Le marché s’est focalisé sur la publication des chiffres hebdomadaires, alors qu’ils sont le résultat d’une estimation par un modèle. Les données mensuelles, publiées très en retard, mais sur la base des déclarations faites par les exploitants pétroliers, sont bien moins élevées (lire ici). Il reste un écart important, qu’il semble difficile de combler par une remontée des données mensuelles étant donné le ralentissement des forages, et la baisse de productivité constatée sur les puits (lire ici). D’autant que, dans son dernier rapport, l’agence américaine de l’énergie vient de revoir une nouvelle fois en baisse de 100 000 barils par jour ses prévisions de croissance de la production aux USA, à 9,25 millions de barils par jour… soit une hausse de tout juste 400 000 barils par jour par rapport à la moyenne de 2016 (lire ici). De leur côté, certains producteurs de pétrole eux-mêmes estiment que l’EIA surestiment largement la production américaine (lire ici).

Tous ces éléments devraient soutenir les prix du pétrole à court terme.

Alors que l’action de l’OPEP semble enfin porter ses fruits, et que la demande vient prêter main forte au cartel en aidant à réduire les stocks, la déception quant à la production américaine de pétrole, si elle se confirme pourrait être l’élément qui manquait au marché pour redevenir plus optimistes sur les prix de l’or noir. On pourrait alors assister à un rebond important des cours de l’or noir vers les niveaux de 60-65$ le baril, qui constitue un objectif officieux pour l’Arabie Saoudite.

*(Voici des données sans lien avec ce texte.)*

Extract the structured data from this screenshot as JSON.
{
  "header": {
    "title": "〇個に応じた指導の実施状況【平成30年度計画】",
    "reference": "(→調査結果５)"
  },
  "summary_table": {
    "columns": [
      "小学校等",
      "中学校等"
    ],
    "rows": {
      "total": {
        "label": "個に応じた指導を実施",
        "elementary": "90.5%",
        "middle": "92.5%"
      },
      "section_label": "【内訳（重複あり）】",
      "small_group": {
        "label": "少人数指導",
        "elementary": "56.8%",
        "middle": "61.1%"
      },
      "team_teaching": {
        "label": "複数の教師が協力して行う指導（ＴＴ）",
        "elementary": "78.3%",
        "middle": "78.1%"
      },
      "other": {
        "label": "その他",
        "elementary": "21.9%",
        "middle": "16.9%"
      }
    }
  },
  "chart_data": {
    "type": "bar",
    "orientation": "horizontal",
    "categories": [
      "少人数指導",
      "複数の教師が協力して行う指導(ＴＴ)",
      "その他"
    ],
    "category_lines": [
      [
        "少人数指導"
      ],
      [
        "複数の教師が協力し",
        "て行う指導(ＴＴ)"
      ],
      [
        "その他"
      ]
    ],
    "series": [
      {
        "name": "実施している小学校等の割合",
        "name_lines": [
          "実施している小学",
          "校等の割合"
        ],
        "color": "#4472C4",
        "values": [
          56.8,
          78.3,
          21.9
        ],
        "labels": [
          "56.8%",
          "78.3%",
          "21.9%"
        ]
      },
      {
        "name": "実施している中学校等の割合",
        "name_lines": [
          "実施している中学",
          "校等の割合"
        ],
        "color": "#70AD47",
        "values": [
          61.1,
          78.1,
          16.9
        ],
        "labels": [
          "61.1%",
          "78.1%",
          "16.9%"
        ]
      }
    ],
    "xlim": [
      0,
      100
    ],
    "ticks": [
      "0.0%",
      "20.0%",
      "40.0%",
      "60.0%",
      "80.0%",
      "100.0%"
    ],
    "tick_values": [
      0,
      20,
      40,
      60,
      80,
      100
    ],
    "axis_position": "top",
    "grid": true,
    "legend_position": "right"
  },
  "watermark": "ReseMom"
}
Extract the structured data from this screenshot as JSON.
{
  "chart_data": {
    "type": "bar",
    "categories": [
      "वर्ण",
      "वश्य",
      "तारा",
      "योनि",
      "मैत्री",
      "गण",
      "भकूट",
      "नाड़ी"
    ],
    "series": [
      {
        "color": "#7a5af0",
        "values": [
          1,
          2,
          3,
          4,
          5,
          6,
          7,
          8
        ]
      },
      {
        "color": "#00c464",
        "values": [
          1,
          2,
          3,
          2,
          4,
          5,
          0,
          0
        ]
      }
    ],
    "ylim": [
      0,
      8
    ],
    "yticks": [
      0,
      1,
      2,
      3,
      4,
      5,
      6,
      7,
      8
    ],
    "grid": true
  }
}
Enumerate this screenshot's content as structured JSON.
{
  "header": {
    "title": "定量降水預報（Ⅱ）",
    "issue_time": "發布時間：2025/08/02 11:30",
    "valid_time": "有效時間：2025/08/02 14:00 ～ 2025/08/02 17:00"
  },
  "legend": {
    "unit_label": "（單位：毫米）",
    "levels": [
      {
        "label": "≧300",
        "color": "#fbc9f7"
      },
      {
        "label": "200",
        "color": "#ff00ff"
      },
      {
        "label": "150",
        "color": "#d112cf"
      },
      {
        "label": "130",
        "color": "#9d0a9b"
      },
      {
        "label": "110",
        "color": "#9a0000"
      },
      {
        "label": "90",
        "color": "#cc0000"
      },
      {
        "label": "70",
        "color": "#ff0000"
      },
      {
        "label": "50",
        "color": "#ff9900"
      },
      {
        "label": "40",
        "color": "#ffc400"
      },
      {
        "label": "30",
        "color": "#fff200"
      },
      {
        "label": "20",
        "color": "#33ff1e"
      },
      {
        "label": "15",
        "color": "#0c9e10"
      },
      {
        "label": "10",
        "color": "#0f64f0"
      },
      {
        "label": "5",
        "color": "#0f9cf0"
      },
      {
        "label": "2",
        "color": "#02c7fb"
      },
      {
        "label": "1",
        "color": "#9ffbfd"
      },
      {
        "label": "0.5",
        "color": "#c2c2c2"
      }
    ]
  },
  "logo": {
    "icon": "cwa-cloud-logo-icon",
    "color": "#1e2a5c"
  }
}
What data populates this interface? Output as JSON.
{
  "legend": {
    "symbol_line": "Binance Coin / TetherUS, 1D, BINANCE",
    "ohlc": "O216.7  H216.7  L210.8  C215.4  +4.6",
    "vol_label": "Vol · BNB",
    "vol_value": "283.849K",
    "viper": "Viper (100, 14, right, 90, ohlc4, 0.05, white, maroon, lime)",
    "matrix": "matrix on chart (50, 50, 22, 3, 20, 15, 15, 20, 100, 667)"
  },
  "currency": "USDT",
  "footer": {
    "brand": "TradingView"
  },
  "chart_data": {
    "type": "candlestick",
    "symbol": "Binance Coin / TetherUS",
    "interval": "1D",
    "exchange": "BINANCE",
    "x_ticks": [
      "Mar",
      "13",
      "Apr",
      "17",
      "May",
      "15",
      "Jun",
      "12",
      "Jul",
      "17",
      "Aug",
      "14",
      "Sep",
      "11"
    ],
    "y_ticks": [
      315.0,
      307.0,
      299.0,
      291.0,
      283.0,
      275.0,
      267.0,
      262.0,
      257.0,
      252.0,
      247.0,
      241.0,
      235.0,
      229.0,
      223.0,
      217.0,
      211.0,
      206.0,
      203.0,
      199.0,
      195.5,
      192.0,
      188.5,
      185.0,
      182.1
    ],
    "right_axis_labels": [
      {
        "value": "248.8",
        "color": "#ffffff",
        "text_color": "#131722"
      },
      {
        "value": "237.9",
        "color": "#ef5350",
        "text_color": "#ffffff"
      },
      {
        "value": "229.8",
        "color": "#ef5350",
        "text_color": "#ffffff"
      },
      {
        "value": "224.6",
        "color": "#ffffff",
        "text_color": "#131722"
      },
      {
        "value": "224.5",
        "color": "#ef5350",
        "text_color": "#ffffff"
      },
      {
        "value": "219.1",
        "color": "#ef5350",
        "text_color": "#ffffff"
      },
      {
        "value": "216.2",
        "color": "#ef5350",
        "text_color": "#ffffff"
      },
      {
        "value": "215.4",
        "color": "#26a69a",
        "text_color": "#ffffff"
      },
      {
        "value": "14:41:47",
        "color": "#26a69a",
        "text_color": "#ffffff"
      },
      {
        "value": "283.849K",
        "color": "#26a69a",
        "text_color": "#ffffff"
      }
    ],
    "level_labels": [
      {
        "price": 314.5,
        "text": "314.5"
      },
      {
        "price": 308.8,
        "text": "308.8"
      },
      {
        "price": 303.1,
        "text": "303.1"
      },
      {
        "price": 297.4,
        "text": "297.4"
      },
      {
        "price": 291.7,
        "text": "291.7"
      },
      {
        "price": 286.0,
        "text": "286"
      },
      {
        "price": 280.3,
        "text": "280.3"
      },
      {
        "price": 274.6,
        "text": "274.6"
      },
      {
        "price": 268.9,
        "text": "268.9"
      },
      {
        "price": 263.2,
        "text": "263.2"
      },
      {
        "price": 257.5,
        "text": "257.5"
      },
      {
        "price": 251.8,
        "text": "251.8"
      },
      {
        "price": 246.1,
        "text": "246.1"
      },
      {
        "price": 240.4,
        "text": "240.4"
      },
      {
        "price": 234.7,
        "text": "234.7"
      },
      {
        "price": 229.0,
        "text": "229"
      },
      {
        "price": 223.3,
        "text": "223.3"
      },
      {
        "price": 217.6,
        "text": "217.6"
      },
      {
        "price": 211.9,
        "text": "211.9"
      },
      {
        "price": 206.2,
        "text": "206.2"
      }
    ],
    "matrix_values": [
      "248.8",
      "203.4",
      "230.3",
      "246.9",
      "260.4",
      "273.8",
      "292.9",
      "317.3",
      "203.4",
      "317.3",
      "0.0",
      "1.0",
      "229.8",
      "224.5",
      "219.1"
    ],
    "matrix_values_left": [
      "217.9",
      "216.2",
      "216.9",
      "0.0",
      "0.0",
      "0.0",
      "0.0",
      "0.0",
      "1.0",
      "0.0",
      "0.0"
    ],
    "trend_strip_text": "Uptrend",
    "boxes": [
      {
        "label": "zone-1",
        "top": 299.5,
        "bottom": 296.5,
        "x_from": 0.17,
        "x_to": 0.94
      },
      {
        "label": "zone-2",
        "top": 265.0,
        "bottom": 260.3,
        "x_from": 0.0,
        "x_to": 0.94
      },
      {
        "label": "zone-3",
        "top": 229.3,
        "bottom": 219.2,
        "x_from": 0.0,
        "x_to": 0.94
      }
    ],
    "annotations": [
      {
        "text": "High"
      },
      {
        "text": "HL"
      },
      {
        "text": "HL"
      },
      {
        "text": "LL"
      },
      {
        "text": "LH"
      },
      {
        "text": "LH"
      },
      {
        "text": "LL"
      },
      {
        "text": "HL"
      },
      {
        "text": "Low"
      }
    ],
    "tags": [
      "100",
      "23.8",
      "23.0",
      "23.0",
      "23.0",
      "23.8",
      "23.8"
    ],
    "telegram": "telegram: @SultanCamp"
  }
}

A plus long terme, la pénurie menace.

A plus long terme, il apparait de plus en plus évident que le manque d’investissement dans le secteur pétrolier depuis 3 ans nous conduit vers une pénurie de pétrole qui devrait soutenir les prix ! Patrick Pouyanné, le PDG de Total, s’en faisait récemment l’écho dans une interview (lire ici).

Les pétroles de schiste feront partie de la solution.

Il faudra alors certainement pousser les prix un peu plus haut encore afin de massivement resolvabiliser les pétroliers de schiste, seules compagnies capables de mettre rapidement en route des capacités de production (un puits peut être mis en production en quelques mois) indispensables à l’équilibre du marché.